In ogni caso, credo che il tedesco, francese, inglese o liechtenstein-iano di turno a sentire ed osservare tutto questo si senta migliore, superiore, più felice e più carico. Una persona nuova, più serena e motivata, qualcuno in grado di dire "Grazie Italia!" (e se per caso, sull'onda dell'entusiasmo, mi siete lasciati sfuggire un f..za italia...ecco....meditate...assai e assai...)
Io invece, sapete che vi dico? Nonostante tutto quello che sta capitando mi domando cosa ci viene comunque taciuto.

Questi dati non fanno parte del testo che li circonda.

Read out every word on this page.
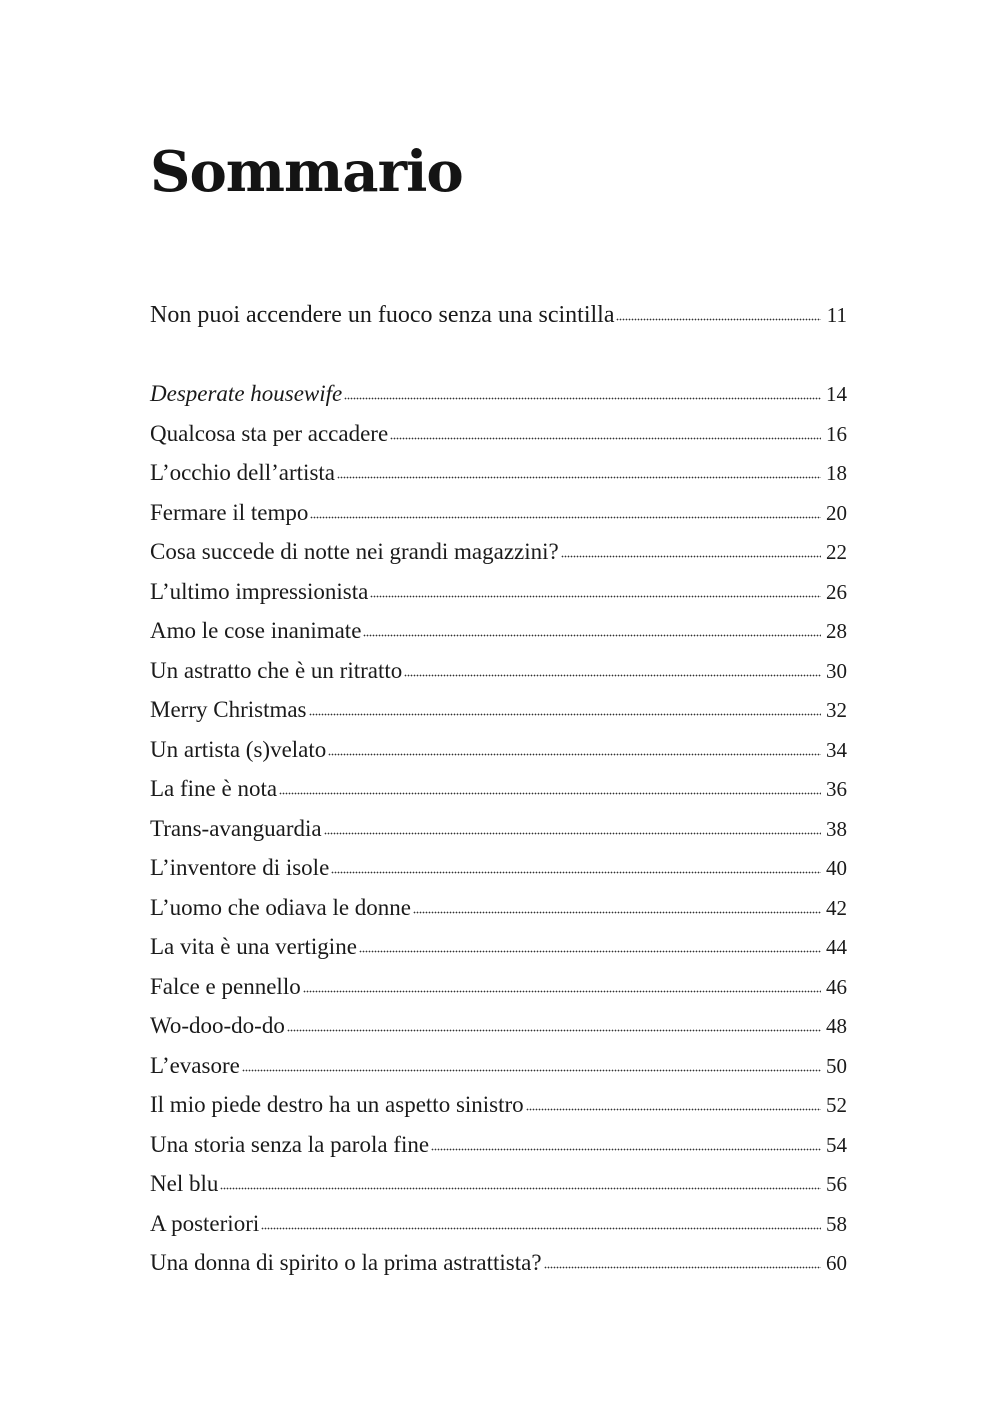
Sommario
Non puoi accendere un fuoco senza una scintilla	11
Desperate housewife	14
Qualcosa sta per accadere	16
L’occhio dell’artista	18
Fermare il tempo	20
Cosa succede di notte nei grandi magazzini?	22
L’ultimo impressionista	26
Amo le cose inanimate	28
Un astratto che è un ritratto	30
Merry Christmas	32
Un artista (s)velato	34
La fine è nota	36
Trans-avanguardia	38
L’inventore di isole	40
L’uomo che odiava le donne	42
La vita è una vertigine	44
Falce e pennello	46
Wo-doo-do-do	48
L’evasore	50
Il mio piede destro ha un aspetto sinistro	52
Una storia senza la parola fine	54
Nel blu	56
A posteriori	58
Una donna di spirito o la prima astrattista?	60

Mica avranno parlato solo di Mastella in parlamento, no? Che abbiano trasmesso un film di Kelly Madison? Che abbiano discusso di Spawn? Che caspita hanno fatto oltre ad ascoltare il "commovente" discorso di voltagabbana-Mastella?

2 commenti:

Silvia ha detto...

Certe volte è meglio non sapere... vivi meglio, inconsapevole, meno problemi ;)

Leonardo Colombi ha detto...

Ciao ^__^
Beh, da un lato non hai tutti i torti...però da certi altri magari un po' più di consapevolezza aiuterebbe ad una maggior "coscienza di popolo" e a sentirsi meno manipolati e gabbati.